Henry Fool ist mittlerweile bereits sechs Jahre alt, 1997 wurde das Drehbuch in Cannes ausgezeichnet. An manchen Stellen merkt man dem Film diese Jahre an, doch gerade dies macht ihn zu einem sympathisch anachronistischen Augenblick in der Kinolandschaft: Aus der Geschichte spricht der ironische Blick auf den Geist des Aufbruchs, der den mittlerweile spektakulär geplatzten Internet-Hype beflügelte. Die Sprache der Bilder ist in ihrer Derbheit und Schwere eine ebenso starke künstlerische Umsetzung des Lebensgefühls des Fin-de-Siècle, wie es dem Werk Simons von einer Kritikerin im Laufe des Films attestiert wird. Das Werk Simons: ein Gedicht von epochalen Ausmassen, mehrere Bände sind es, die der ehemalige Müllmann niederschreibt, nachdem Henry, der mittellose Schriftsteller, in sein Leben kam. Worte von obszöner Kraft und kantiger Schönheit, wie man an den Reaktionen der vielen Menschen ablesen kann, die Simons Arbeit im Laufe des Films zu Gesicht bekommen. Dem Zuschauer im Kino werden die Worte des Künstlers vorenthalten, und das ist die richtige Entscheidung: im Faust, im Kaspar Hauser und in der Beziehung von Joyce zu Beckett habe er Inspiration für seinen Film gefunden, sagt Hartley, und der Verweis auf all diese großen Vorbilder wäre womöglich nur ein wenig unbeholfen, wenn man Simons eigenes literarisches Schaffen zu sehen und hören bekommen hätte. Übrigens kann getrost angenommen werden, dass enormen Einfluß auf Hartleys Filmsprache auch Buñuels ästhetisierende Bilder von Gewalt und Sexualität hatten - sein Name findet sich im Kreis der Filmfiguren wieder.

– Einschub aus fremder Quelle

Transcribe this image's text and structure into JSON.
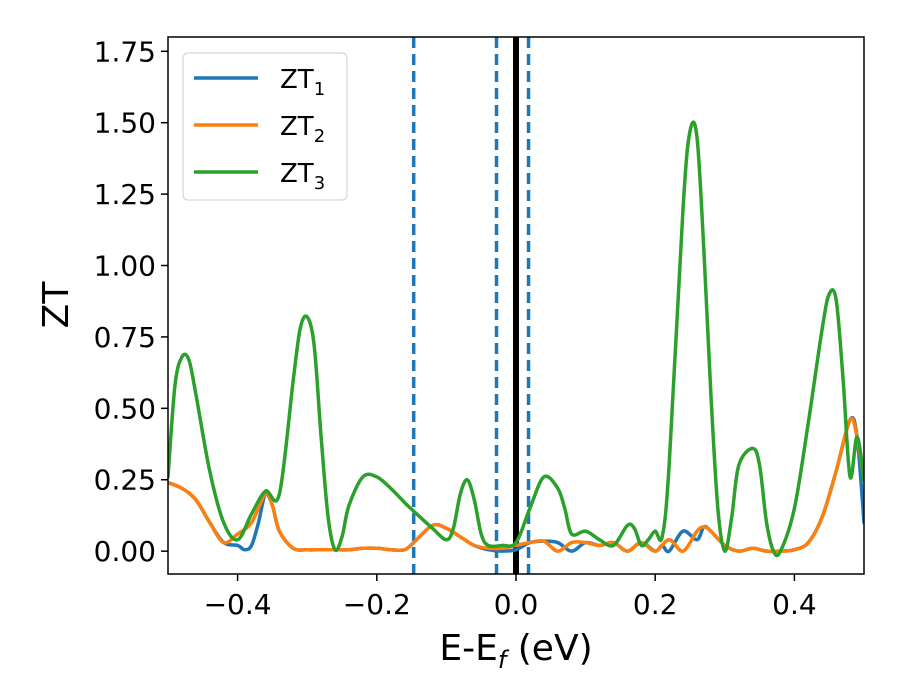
{
  "chart_data": {
    "type": "line",
    "xlabel": "E-E",
    "xlabel_sub": "f",
    "xlabel_unit": " (eV)",
    "ylabel": "ZT",
    "xlim": [
      -0.5,
      0.5
    ],
    "ylim": [
      -0.08,
      1.8
    ],
    "xticks": [
      -0.4,
      -0.2,
      0.0,
      0.2,
      0.4
    ],
    "xtick_labels": [
      "−0.4",
      "−0.2",
      "0.0",
      "0.2",
      "0.4"
    ],
    "yticks": [
      0.0,
      0.25,
      0.5,
      0.75,
      1.0,
      1.25,
      1.5,
      1.75
    ],
    "ytick_labels": [
      "0.00",
      "0.25",
      "0.50",
      "0.75",
      "1.00",
      "1.25",
      "1.50",
      "1.75"
    ],
    "grid": false,
    "legend_position": "top-left",
    "vlines": [
      {
        "x": -0.147,
        "style": "dashed",
        "color": "#1f77b4"
      },
      {
        "x": -0.028,
        "style": "dashed",
        "color": "#1f77b4"
      },
      {
        "x": 0.0,
        "style": "solid",
        "color": "#000000"
      },
      {
        "x": 0.018,
        "style": "dashed",
        "color": "#1f77b4"
      }
    ],
    "series": [
      {
        "name": "ZT",
        "sub": "1",
        "color": "#1f77b4",
        "x": [
          -0.5,
          -0.48,
          -0.46,
          -0.44,
          -0.42,
          -0.4,
          -0.39,
          -0.38,
          -0.37,
          -0.36,
          -0.35,
          -0.34,
          -0.32,
          -0.3,
          -0.28,
          -0.26,
          -0.24,
          -0.22,
          -0.2,
          -0.18,
          -0.16,
          -0.147,
          -0.12,
          -0.1,
          -0.08,
          -0.06,
          -0.04,
          -0.02,
          0.0,
          0.02,
          0.04,
          0.06,
          0.08,
          0.1,
          0.12,
          0.14,
          0.16,
          0.18,
          0.2,
          0.21,
          0.22,
          0.24,
          0.26,
          0.27,
          0.28,
          0.3,
          0.32,
          0.34,
          0.36,
          0.38,
          0.4,
          0.42,
          0.44,
          0.46,
          0.48,
          0.49,
          0.5
        ],
        "y": [
          0.24,
          0.22,
          0.18,
          0.1,
          0.03,
          0.02,
          0.005,
          0.02,
          0.1,
          0.2,
          0.16,
          0.07,
          0.01,
          0.005,
          0.005,
          0.005,
          0.005,
          0.01,
          0.01,
          0.005,
          0.005,
          0.03,
          0.09,
          0.08,
          0.05,
          0.02,
          0.005,
          0.0,
          0.005,
          0.03,
          0.035,
          0.03,
          0.0,
          0.03,
          0.02,
          0.03,
          0.0,
          0.03,
          0.0,
          0.02,
          0.0,
          0.07,
          0.04,
          0.085,
          0.07,
          0.02,
          0.0,
          0.01,
          0.0,
          0.0,
          0.005,
          0.03,
          0.12,
          0.28,
          0.46,
          0.4,
          0.1
        ]
      },
      {
        "name": "ZT",
        "sub": "2",
        "color": "#ff7f0e",
        "x": [
          -0.5,
          -0.48,
          -0.46,
          -0.44,
          -0.42,
          -0.4,
          -0.38,
          -0.36,
          -0.35,
          -0.34,
          -0.32,
          -0.3,
          -0.28,
          -0.26,
          -0.24,
          -0.22,
          -0.2,
          -0.18,
          -0.16,
          -0.147,
          -0.12,
          -0.1,
          -0.08,
          -0.06,
          -0.04,
          -0.02,
          0.0,
          0.02,
          0.04,
          0.06,
          0.08,
          0.1,
          0.12,
          0.14,
          0.16,
          0.18,
          0.2,
          0.22,
          0.24,
          0.26,
          0.27,
          0.28,
          0.3,
          0.32,
          0.34,
          0.36,
          0.38,
          0.4,
          0.42,
          0.44,
          0.46,
          0.48,
          0.49,
          0.5
        ],
        "y": [
          0.24,
          0.22,
          0.18,
          0.1,
          0.03,
          0.06,
          0.1,
          0.2,
          0.16,
          0.07,
          0.01,
          0.005,
          0.005,
          0.005,
          0.005,
          0.01,
          0.01,
          0.005,
          0.005,
          0.03,
          0.09,
          0.08,
          0.05,
          0.02,
          0.01,
          0.01,
          0.02,
          0.03,
          0.035,
          0.0,
          0.03,
          0.03,
          0.02,
          0.03,
          0.0,
          0.03,
          0.0,
          0.04,
          0.0,
          0.07,
          0.085,
          0.07,
          0.02,
          0.0,
          0.01,
          0.0,
          0.0,
          0.005,
          0.03,
          0.12,
          0.28,
          0.46,
          0.4,
          0.25
        ]
      },
      {
        "name": "ZT",
        "sub": "3",
        "color": "#2ca02c",
        "x": [
          -0.5,
          -0.49,
          -0.48,
          -0.47,
          -0.46,
          -0.44,
          -0.42,
          -0.4,
          -0.38,
          -0.36,
          -0.34,
          -0.32,
          -0.31,
          -0.3,
          -0.29,
          -0.28,
          -0.27,
          -0.26,
          -0.25,
          -0.24,
          -0.22,
          -0.2,
          -0.18,
          -0.16,
          -0.147,
          -0.12,
          -0.1,
          -0.09,
          -0.08,
          -0.07,
          -0.06,
          -0.05,
          -0.04,
          -0.02,
          0.0,
          0.02,
          0.04,
          0.06,
          0.07,
          0.08,
          0.1,
          0.12,
          0.14,
          0.16,
          0.17,
          0.18,
          0.19,
          0.2,
          0.21,
          0.22,
          0.24,
          0.25,
          0.26,
          0.27,
          0.28,
          0.29,
          0.3,
          0.31,
          0.32,
          0.34,
          0.35,
          0.36,
          0.37,
          0.38,
          0.4,
          0.42,
          0.44,
          0.45,
          0.46,
          0.47,
          0.48,
          0.49,
          0.5
        ],
        "y": [
          0.26,
          0.58,
          0.68,
          0.67,
          0.55,
          0.28,
          0.1,
          0.04,
          0.13,
          0.21,
          0.2,
          0.6,
          0.78,
          0.82,
          0.72,
          0.4,
          0.12,
          0.005,
          0.05,
          0.16,
          0.26,
          0.26,
          0.22,
          0.17,
          0.14,
          0.08,
          0.04,
          0.08,
          0.2,
          0.25,
          0.18,
          0.06,
          0.02,
          0.02,
          0.03,
          0.15,
          0.26,
          0.22,
          0.15,
          0.06,
          0.07,
          0.04,
          0.02,
          0.09,
          0.08,
          0.02,
          0.04,
          0.07,
          0.05,
          0.3,
          1.2,
          1.47,
          1.45,
          1.05,
          0.55,
          0.15,
          0.0,
          0.12,
          0.3,
          0.36,
          0.3,
          0.1,
          0.0,
          0.0,
          0.15,
          0.45,
          0.78,
          0.9,
          0.88,
          0.6,
          0.26,
          0.4,
          0.25
        ]
      }
    ]
  }
}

Hartley erzählt ungemein liebevoll und einfühlsam von all den Personen, die seinen Film bevölkern - selbst jene, die die schlimmsten Verbrechen begehen, sind nie mit Zynismus oder Hass gezeichnet und auch in den trostlosesten Momenten entdeckt Hartley Schönheit und Poesie. Simons Schwester, die in beständiger Angst vor dem Altern lebt und langsam immer mehr dem Charme Henrys verfällt, Simons Mutter, deren psychische Labilität in einem gefährlichen Gleichgewicht schwebt oder die Wahlhelfer für den ultra-rechten Abgeordneten, der kurz vor der Wahl steht und es auch nicht verabsäumt, in einem Fernsehauftritt eine Hasstirade über Simons Poesie auszugießen: sie alle sind nicht weniger glaubhaft und genau beobachtet als Hartleys Hauptfiguren.

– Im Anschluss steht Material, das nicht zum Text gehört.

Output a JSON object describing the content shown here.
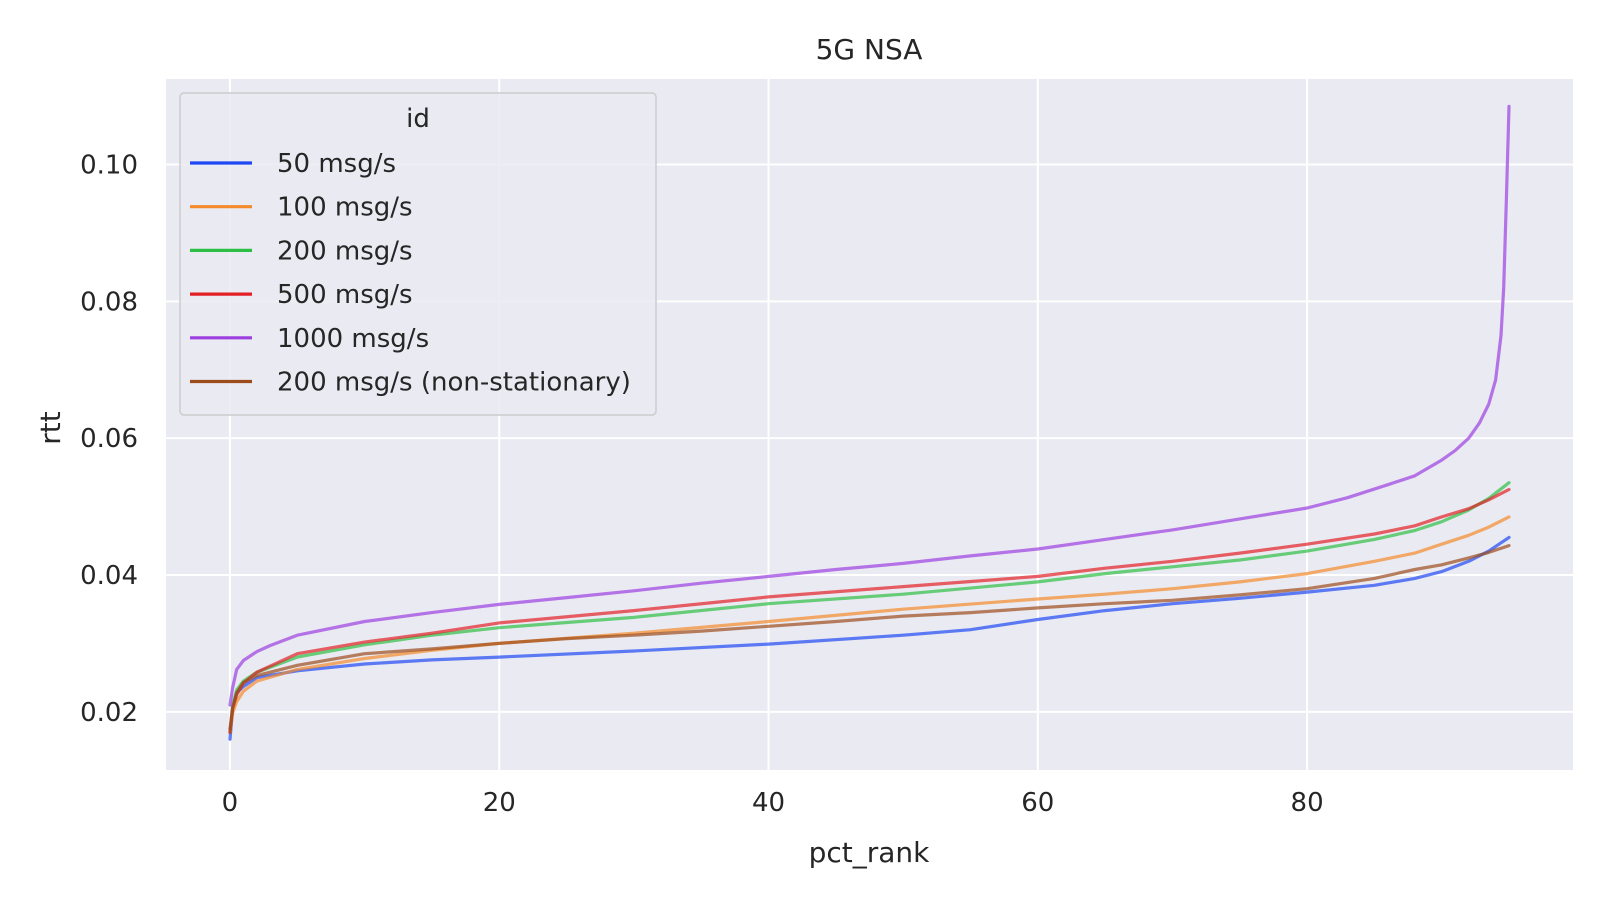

Henry Fool ist ein Film über das Schreiben, aber auch und vor allem über all das, was zum Schreiben führt und verleitet: Simon ist ein Gefangener in seinem Leben als New Yorker Müllmann. Ein Gefangener auch in einem selbst auferlegten Denken, von dem er durch Henry befreit wird, der ihm zeigt, dass man seine Begierden offenlegen muss, um ein verborgenes Genie zu finden - auch wenn Henry selbst gleichzeitig das furchtbare Beispiel dessen ist, was geschieht, wenn dieser Versuch mangels Talent scheitert und zur bloßen Fassade wird. Schließlich ist Henry Fool aber auch ein Film über bedingungslose Freundschaft, und damit hat sich Hal Hartley, der von seinem Film als "episch" spricht, tatsächlich zahlreiche große Themen vorgenommen. Mit Erfolg.